We’ve all been guilty of this: checking in at the office while on vacation.
While doctors say there can be enormous health benefits to unplugging, research shows that only a small percentage of employees actually disconnect when on vacation.
According to PGi, a video and web conferencing company which conducted a survey of customers during June and July 2013, only 10 percent reported they "never" check in with the office, and another eight percent reported they were unable to take a vacation.
“The survey findings illustrate an increasingly accepted norm in which the lines between work and personal lives are blurring,” Sean O'Brien, PGi’s executive vice president of strategy and communications. “It’s indicative of a trend we’re seeing in the market as ‘work’ becomes less about the place you go, but more closely aligned with getting the job done.”
According to the survey, 40 percent of respondents say smartphones are the most common device employees bring with them to stay connected to work. Laptops come in at 11 percent, while tablets come in at 4 percent.
As you prepare to head out on your Labor Day weekend, here are a few things you can leave work at the office and take a real break from our technology-saturated lives:
1. Bring an old-fashioned camera
If you normally take pictures with your phone, use a digital camera instead. If you don’t have a digital camera, a good old fashioned SLR (the one where you use real film) or disposable one will work just fine. You’ll be less tempted to share images on Facebook and other photo sharing platforms if you don’t have access to it.
2. Scrap your apps
Addicted to killing time with Temple Run or on Facebook? Delete the apps from your phone before you leave. Don’t worry; you can reinstall them after you get back.

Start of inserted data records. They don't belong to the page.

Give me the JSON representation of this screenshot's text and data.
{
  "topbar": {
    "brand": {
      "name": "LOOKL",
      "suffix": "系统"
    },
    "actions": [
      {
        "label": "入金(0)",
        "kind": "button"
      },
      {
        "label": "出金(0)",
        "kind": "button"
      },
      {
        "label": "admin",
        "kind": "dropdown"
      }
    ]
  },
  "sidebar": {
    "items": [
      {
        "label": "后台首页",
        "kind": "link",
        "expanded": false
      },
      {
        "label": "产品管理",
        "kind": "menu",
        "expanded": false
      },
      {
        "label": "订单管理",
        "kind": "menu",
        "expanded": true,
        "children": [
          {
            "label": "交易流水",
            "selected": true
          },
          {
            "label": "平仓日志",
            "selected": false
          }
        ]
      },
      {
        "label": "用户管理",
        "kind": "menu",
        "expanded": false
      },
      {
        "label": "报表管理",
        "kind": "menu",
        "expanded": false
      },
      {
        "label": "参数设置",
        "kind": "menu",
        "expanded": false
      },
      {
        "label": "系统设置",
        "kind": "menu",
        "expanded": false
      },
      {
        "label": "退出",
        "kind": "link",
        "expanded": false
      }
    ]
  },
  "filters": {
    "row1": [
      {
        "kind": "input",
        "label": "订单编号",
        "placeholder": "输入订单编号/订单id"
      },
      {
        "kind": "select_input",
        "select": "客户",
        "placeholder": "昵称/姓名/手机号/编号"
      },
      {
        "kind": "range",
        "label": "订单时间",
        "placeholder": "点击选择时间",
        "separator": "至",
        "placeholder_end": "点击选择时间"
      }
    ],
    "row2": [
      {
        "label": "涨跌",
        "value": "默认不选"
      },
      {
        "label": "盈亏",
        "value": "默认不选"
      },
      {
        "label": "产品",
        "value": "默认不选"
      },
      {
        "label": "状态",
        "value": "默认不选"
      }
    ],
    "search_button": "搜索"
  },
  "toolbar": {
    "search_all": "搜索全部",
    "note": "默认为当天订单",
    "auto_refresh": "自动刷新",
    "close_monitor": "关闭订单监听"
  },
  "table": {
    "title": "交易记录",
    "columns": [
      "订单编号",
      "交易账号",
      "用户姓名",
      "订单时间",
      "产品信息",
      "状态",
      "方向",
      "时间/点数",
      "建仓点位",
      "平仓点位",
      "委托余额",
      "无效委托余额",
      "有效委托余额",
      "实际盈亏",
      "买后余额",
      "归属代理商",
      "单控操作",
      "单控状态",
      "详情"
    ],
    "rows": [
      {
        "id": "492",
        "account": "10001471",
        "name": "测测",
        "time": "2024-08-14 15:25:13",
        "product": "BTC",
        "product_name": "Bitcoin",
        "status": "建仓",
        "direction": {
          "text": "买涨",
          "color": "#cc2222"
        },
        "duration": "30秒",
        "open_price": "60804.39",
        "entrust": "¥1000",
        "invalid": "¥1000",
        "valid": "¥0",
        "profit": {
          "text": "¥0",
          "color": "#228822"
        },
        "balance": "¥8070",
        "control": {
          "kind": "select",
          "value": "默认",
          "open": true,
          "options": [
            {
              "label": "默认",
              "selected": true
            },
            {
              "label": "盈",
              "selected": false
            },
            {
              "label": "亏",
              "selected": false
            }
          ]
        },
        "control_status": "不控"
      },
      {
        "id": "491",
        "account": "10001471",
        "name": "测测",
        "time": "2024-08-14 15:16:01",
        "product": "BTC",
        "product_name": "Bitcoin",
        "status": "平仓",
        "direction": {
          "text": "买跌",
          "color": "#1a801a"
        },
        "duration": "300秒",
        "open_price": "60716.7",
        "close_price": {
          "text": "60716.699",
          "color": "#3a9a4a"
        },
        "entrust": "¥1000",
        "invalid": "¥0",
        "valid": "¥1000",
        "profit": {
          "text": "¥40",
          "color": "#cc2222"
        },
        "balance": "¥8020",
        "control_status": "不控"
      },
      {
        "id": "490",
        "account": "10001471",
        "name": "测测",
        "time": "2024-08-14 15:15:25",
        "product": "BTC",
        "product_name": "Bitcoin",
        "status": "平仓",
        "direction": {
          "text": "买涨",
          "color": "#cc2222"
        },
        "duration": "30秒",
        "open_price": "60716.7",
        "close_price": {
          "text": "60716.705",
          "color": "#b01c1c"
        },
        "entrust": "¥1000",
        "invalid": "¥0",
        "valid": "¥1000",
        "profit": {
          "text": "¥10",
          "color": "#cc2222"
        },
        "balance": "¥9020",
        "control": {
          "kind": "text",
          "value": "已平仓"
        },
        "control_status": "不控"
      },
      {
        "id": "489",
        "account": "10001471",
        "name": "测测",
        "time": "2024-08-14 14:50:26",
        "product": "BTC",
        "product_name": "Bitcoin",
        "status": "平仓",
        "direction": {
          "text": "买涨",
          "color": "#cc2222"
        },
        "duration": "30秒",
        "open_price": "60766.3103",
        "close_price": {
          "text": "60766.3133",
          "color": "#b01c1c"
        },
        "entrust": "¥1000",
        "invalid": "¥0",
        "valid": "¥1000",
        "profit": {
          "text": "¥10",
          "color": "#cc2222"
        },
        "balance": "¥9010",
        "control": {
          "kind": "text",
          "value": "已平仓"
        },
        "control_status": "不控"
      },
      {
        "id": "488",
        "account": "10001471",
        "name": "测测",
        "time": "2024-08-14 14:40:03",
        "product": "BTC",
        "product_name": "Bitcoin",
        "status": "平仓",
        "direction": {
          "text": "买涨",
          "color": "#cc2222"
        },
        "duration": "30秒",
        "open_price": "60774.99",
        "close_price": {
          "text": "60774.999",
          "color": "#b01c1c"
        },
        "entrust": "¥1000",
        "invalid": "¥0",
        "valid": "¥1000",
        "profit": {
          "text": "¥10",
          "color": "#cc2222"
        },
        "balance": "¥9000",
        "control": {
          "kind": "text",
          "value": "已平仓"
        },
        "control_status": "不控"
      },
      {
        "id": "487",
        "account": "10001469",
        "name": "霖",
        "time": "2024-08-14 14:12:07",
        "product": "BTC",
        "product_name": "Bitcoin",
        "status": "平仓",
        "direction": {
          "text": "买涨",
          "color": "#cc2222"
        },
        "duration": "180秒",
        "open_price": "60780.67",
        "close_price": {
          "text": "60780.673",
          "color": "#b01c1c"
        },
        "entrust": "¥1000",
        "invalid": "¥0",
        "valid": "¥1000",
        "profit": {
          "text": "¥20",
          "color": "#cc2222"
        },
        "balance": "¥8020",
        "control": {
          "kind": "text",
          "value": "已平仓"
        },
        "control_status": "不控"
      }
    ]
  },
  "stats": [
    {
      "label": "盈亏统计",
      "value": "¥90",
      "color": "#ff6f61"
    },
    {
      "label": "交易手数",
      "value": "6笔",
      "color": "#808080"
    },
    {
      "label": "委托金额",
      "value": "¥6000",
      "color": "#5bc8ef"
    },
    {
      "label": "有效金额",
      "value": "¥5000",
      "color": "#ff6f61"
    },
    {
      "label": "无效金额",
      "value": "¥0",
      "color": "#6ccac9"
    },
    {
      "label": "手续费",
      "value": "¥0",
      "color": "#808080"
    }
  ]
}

3. Do Internet-related searches before you leave
Go into pre-planning mode and research all your maps, site locations and restaurant recommendations before you leave. Take a real travel guidebook for backup-- and then leave your cell phone at the hotel –or better yet, at home.
4. Set a time to check voice mail
You put your out-of-office message on your office email account, but on occasion, you may have to check in with work to deal with an emergency. To protect your down time, set up a time of day when you can respond to urgent voice and mail messages. But remember to stick to it.
5. Allow time for re-entry
Knowing that you have hundreds of unread emails waiting for you the Monday you’re back from vacation can ruin your vacation. That’s why you should allot some time amid your unpacking to go through emails and reconnect with your team. You can set up a time and date ahead of time so the first day back isn’t a scramble.